On Twitter, Reddit or the forum of the specialized site HackerNews, many LastPass users have expressed their concern. Indeed, they received an email warning them an attempt to connect to their account using their master password, thus suggesting that it has been compromised.
“Someone just used your master password to try to sign in to your account from a device or location that we didn’t recognize. LastPass blocked the attempt, but you should take a closer look. Was it you? ”, could we read in these mails.
Frightened by this security alert, users immediately modified the precious sesame. Only, they continued to receive warning emails, potentially indicating that the new master password was threatened every time. In fact, users quickly speculated that there was a cyberattack or a security breach at LastPass.
Also read: LastPass Free will no longer be completely free from March 16, 2021
LastPass has it covered, no cyberattacks or vulnerabilities to report
However, the password manager teams cut the concerns short. They claim to have no evidence of a data breach and that no master password has been compromised. After investigation, LastPass assures that these emails are related to attempts to credential stuffing. This technique involves attempting to access an account (in this case, LastPass) using email addresses or passwords obtained through breaches or cyber attacks on other services.

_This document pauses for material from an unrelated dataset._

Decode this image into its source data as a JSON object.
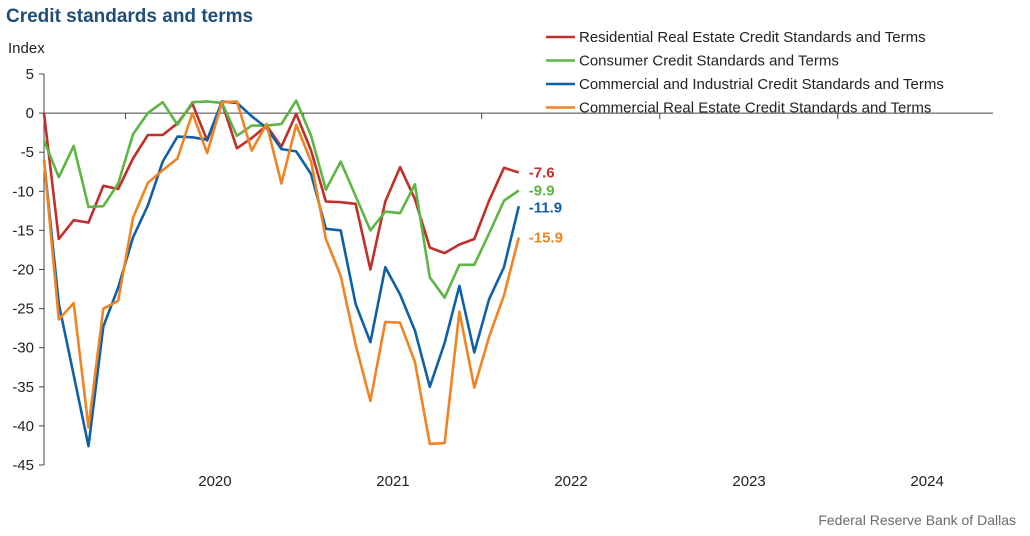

The pirates are therefore betting that users use the same password on their different accounts. “It is important to note that at this time we have no indication that the accounts or the LastPass service have been compromised. We regularly monitor this type of activity and will continue to take steps to ensure that LastPass, its users and their data remains protected and secure ”, ensures LastPass.
If no cyber attack is the cause of sending these security alert emails, who is? LastPass continued its investigations and clarified that “these security alerts, which were sent to a limited subset of LastPass users, were probably triggered in error ”. To prevent the problem from recurring, LastPass has “adjusted its automated security alert systems ”. Despite everything, we still advise you to change your master password, enable two-factor authentication, and monitor suspicious login attempts. LastPass has been hacked in the past, especially in 2015.